While Squeglia and McDonald used different expressions of values to measure “not less than half time service,” Schoman uses the exact system at issue. In Schoman, the Petitioner was denied the purchase of her creditable service for the time she worked as a home teacher. Schoman v. Massachusetts Teachers’ Ret. Sys., CR-05-171, Decision (Div. Admin. Law Appeals, Sept. 29, 2006). The magistrate explained that “[a]n ordinary school year has 180 days. The Petitioner would have had to work a minimum of 90 days in any school year to work half-time. Since the Petitioner did not work more than 58 days in any year, she worked less than half-time. She therefore does not meet the definition of teacher in G.L. c. 32, § 1.”
Massachusetts requires public schools to have at least a 180-day school year schedule, and MTRS reasonably interprets “not less than half time service” to mean working 90 days or more. “[Courts] are constrained to follow the plain language of a statue when its language is plain and unambiguous, and its application would not lead to an ‘absurd result,’ or contravene the Legislature’s clear intent.” Comm’r of Revenue v. Cargill, Inc., 429 Mass. 79, 82 (1999) quoting White v. Boston, 428 Mass. 250, 253 (1998) (internal citations omitted).

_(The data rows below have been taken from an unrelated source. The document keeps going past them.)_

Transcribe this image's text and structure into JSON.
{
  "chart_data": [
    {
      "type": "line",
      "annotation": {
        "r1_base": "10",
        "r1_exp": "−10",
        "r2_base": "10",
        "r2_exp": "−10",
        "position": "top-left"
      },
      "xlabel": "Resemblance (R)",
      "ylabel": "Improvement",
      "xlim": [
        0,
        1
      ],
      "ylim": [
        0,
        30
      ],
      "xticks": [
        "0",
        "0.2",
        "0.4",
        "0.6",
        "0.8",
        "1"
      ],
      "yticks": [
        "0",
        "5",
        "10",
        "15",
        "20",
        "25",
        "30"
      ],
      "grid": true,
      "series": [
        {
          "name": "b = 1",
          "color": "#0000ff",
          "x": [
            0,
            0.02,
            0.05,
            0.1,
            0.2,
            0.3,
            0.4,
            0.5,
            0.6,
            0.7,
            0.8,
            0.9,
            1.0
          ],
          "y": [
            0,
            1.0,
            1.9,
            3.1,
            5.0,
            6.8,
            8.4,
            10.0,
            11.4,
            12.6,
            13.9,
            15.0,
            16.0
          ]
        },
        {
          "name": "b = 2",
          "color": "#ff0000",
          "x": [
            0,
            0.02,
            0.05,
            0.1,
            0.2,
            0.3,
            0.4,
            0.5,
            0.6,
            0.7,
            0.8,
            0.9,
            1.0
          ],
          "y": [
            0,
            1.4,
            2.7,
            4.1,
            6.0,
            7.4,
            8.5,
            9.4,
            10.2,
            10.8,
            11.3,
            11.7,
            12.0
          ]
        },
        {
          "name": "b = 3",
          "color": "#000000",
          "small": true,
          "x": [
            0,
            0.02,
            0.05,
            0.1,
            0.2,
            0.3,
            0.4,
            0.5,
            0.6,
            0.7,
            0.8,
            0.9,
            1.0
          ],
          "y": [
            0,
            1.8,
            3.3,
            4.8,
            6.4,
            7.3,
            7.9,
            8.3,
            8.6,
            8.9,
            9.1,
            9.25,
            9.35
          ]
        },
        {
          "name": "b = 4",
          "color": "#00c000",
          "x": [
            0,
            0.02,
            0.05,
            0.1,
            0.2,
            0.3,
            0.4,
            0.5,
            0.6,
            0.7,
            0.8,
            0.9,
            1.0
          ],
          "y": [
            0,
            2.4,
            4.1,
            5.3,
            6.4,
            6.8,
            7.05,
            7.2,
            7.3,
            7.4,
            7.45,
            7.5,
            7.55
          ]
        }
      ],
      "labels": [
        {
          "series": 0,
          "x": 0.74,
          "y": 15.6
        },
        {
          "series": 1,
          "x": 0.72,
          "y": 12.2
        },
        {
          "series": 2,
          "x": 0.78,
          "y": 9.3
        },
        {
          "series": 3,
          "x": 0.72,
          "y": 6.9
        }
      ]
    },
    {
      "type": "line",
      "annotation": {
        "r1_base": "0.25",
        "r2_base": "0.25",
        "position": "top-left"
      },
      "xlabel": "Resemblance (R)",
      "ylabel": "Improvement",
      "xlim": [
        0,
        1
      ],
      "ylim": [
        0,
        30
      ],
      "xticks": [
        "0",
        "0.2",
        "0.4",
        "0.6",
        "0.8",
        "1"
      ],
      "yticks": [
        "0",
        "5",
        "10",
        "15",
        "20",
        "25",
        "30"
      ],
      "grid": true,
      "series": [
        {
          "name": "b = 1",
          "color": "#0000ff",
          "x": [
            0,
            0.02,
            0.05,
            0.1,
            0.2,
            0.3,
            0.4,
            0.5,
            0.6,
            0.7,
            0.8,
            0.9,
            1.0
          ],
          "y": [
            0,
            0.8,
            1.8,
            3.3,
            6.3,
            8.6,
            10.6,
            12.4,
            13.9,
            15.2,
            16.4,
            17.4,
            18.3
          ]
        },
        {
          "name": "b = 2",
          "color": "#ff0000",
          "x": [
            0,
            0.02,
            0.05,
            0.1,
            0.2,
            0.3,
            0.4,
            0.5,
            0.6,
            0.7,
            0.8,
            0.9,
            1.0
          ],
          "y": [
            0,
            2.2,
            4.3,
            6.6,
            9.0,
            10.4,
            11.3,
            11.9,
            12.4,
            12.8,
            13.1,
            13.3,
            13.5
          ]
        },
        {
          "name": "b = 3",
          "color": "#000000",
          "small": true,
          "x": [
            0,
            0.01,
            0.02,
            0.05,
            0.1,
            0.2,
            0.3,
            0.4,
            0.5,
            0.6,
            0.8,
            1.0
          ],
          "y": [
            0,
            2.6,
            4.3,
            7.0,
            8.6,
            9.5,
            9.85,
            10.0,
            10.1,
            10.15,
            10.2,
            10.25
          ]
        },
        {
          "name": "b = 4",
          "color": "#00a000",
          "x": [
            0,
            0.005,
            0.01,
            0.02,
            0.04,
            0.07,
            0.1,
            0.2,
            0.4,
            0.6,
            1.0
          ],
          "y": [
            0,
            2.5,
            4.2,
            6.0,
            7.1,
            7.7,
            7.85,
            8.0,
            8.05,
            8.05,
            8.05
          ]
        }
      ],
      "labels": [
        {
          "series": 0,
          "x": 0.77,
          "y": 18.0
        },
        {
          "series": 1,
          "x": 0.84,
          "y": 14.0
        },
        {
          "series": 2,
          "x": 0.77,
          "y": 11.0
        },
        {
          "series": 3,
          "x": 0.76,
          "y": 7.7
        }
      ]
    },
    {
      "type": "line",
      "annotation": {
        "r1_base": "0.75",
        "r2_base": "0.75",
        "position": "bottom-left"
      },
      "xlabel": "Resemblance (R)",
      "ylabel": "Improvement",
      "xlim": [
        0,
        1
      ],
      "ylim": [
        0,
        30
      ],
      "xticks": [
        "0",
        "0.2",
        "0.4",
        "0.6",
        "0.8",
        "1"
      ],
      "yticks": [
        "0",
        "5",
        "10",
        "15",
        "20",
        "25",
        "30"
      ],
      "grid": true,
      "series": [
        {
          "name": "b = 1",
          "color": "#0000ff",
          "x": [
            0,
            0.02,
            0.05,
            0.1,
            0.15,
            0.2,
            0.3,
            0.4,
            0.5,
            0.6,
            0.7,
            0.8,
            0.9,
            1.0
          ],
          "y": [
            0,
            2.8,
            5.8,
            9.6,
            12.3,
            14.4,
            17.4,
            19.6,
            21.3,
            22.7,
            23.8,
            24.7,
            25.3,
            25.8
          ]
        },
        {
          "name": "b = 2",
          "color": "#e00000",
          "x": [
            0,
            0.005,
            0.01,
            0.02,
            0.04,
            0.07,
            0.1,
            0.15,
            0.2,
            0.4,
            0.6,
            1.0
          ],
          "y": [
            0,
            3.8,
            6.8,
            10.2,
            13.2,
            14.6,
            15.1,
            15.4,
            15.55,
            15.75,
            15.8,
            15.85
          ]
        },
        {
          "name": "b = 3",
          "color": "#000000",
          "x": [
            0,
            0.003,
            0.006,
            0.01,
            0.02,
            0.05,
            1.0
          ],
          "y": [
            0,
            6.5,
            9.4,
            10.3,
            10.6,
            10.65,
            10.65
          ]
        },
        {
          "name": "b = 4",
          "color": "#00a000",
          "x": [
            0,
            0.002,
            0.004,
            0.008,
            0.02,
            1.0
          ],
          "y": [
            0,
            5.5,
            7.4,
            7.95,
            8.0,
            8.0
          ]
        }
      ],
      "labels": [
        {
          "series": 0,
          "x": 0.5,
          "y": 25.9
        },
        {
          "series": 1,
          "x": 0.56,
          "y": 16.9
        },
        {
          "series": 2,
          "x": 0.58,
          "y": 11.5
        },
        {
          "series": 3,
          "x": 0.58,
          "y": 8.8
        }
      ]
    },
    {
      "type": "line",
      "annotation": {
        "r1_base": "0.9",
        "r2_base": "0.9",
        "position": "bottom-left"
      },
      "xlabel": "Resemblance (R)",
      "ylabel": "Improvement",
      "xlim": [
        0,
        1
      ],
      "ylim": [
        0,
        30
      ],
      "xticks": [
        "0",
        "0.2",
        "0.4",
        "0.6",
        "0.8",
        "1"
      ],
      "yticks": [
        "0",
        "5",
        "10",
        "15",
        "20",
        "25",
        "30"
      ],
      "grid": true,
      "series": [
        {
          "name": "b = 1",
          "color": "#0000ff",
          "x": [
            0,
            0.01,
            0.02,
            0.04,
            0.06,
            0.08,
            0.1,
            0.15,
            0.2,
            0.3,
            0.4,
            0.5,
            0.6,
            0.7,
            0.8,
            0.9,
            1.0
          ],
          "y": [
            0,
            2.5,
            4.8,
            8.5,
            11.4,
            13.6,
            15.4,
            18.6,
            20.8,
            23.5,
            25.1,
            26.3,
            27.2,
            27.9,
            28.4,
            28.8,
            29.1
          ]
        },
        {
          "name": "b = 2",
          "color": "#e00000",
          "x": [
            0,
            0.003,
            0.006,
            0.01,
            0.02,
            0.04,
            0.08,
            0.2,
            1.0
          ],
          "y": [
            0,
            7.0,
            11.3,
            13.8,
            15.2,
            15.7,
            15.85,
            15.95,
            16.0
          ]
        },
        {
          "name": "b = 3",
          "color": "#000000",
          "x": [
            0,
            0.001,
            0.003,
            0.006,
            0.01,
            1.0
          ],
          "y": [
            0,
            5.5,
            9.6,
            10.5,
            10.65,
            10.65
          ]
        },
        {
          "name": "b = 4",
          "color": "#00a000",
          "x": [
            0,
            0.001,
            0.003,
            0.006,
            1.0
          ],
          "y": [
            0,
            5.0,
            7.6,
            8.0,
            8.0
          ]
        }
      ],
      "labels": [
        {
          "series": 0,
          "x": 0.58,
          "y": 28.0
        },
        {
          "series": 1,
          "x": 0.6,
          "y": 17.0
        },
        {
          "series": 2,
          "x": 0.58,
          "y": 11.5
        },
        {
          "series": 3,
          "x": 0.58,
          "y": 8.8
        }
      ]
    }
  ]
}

Both parties agree that Ms. Farricker worked for 68 days from October 14, 1976 to June 21, 1977 and for 81 days from September 27, 1977 to June 16, 1978, which both fall short of the 90-day threshold. Denying Ms. Farricker’s purchase of creditable service for her out-of-state employment because she did not work more than 90 days does not “contravene the Legislature’s clear intent,” as the MTRS’s interpretation is consistent with “not less than half time service.” Nor does the MTRS’s interpretation produce an “absurd result,” as Ms. Farricker was able to purchase her service in 1978-1979 when she worked more than 90 days.
For the foregoing reasons, Ms. Farricker is precluded from purchasing her out-of-state service in the Providence Public School System from October 14, 1976 to June 21, 1977 and from September 27, 1977 to June 16, 1978 because her work was “less than half time service.”